Even in the city people enjoy gathering around the warmth of a fire. Choosing between a wood- and gas-burning fires pits should be a decision you consider carefully. In a rural setting, wood-burning firepits are definitely the choice. However, in a city setting, there are a few more things to consider.
Urban fire pits have to match up to their surroundings. Though there is a certain charm to wood-burning fire pits, fire glass crystals, and other decorative elements make gas-burning fire pits sights to behold.

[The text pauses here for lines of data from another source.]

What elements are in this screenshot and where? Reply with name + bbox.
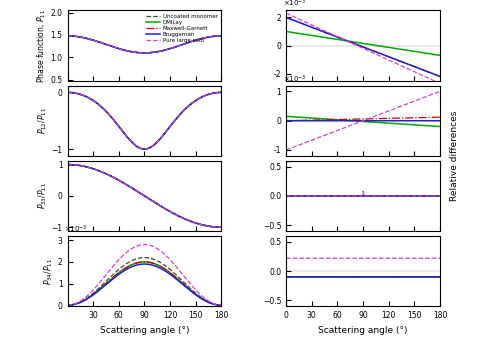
Y-axis label: $P_{34}/P_{11}$: $P_{34}/P_{11}$ bbox=[42, 257, 55, 285]
Y-axis label: Phase function, $P_{11}$: Phase function, $P_{11}$ bbox=[35, 9, 48, 83]
Text: Relative differences: Relative differences bbox=[450, 110, 459, 201]
X-axis label: Scattering angle (°): Scattering angle (°) bbox=[318, 326, 408, 335]
Text: $\times10^{-3}$: $\times10^{-3}$ bbox=[283, 0, 306, 9]
Y-axis label: $P_{12}/P_{11}$: $P_{12}/P_{11}$ bbox=[36, 107, 48, 134]
Text: $\times10^{-3}$: $\times10^{-3}$ bbox=[64, 224, 88, 235]
Text: $\times10^{-3}$: $\times10^{-3}$ bbox=[283, 73, 306, 84]
X-axis label: Scattering angle (°): Scattering angle (°) bbox=[100, 326, 189, 335]
Legend: Uncoated monomer, DMiLay, Maxwell-Garnett, Bruggeman, Pure large soot: Uncoated monomer, DMiLay, Maxwell-Garnet… bbox=[146, 13, 218, 44]
Y-axis label: $P_{33}/P_{11}$: $P_{33}/P_{11}$ bbox=[36, 182, 48, 209]
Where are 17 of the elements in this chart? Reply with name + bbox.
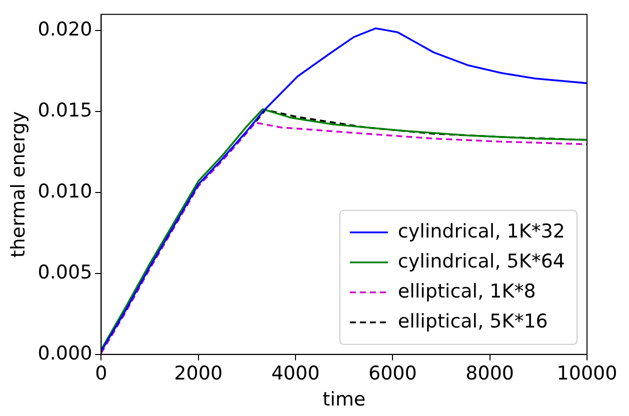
x-tick-label: 0 — [95, 362, 108, 385]
y-tick-label: 0.005 — [38, 261, 92, 284]
x-tick-label: 10000 — [556, 362, 618, 385]
legend-label: elliptical, 1K*8 — [398, 280, 536, 302]
y-axis-title: thermal energy — [7, 111, 30, 258]
x-axis-title: time — [322, 388, 366, 411]
legend-label: cylindrical, 1K*32 — [398, 220, 566, 242]
legend-label: elliptical, 5K*16 — [398, 310, 548, 332]
y-tick-label: 0.020 — [38, 18, 92, 41]
x-tick-label: 6000 — [368, 362, 417, 385]
y-tick-label: 0.015 — [38, 99, 92, 122]
y-tick-label: 0.000 — [38, 342, 92, 364]
legend-label: cylindrical, 5K*64 — [398, 250, 566, 272]
y-tick-label: 0.010 — [38, 180, 92, 202]
x-tick-label: 4000 — [271, 362, 320, 385]
x-tick-label: 2000 — [174, 362, 223, 385]
x-tick-label: 8000 — [466, 362, 514, 385]
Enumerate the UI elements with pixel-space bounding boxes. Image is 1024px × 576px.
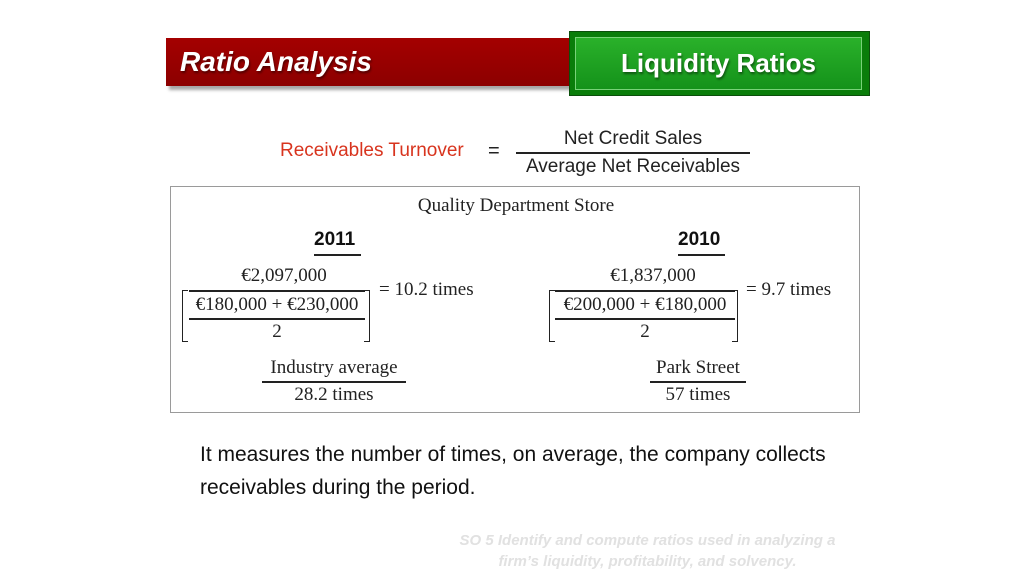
comparison-value-park-street: 57 times	[665, 384, 731, 405]
comparison-label-industry: Industry average	[270, 357, 398, 378]
year-underline	[678, 254, 725, 256]
numerator-2011: €2,097,000	[241, 265, 327, 286]
divisor-2010: 2	[640, 321, 650, 342]
footer-line-1: SO 5 Identify and compute ratios used in…	[459, 532, 836, 549]
description-text: It measures the number of times, on aver…	[200, 443, 826, 499]
numerator-2010: €1,837,000	[610, 265, 696, 286]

Brightly colored fire glass crystals evoke a feeling of magical fantasy while remaining classy and elegant. Wood-burning fire pits can be problematic in an urban setting. The smoke produced can be unsightly and can bring about complaints from the neighbors.
Some cities regulate or even prohibit the burning of wood within city confines. Gas-burning firepits produce almost zero smoke, minimizing the risk of an overly excited neighbor calling emergency services.
Less smoke also means less soot and particles. About 80–90% of wood smoke is fine particulate matter. These cause irritations to the eyes and lungs, causing sneezing, coughing, or shortness of breath. The dangers are heightened on people with asthma and heart problems.
Chronic exposure to smoke can also lead to respiratory problems, lung cancer, and heart disease. Both wood and gas-burning fire pits have safety issues, but proper installation and use can bring down the risks to negligible levels.
In a rural setting, it is most convenient to use a wood-burning fire pit since wood is free and accessible. In a city setting, access to wood is limited and a bit costly.
Wood also takes a bit of time to light, maintain, and clean up. On the other hand, gas-burning stoves need less maintenance, are easier to use and need almost no cleaning.
Take into account where you live before deciding on a fire pit. Your city may have regulations on size and fuel, so do a bit of research to make sure you abide by the rules.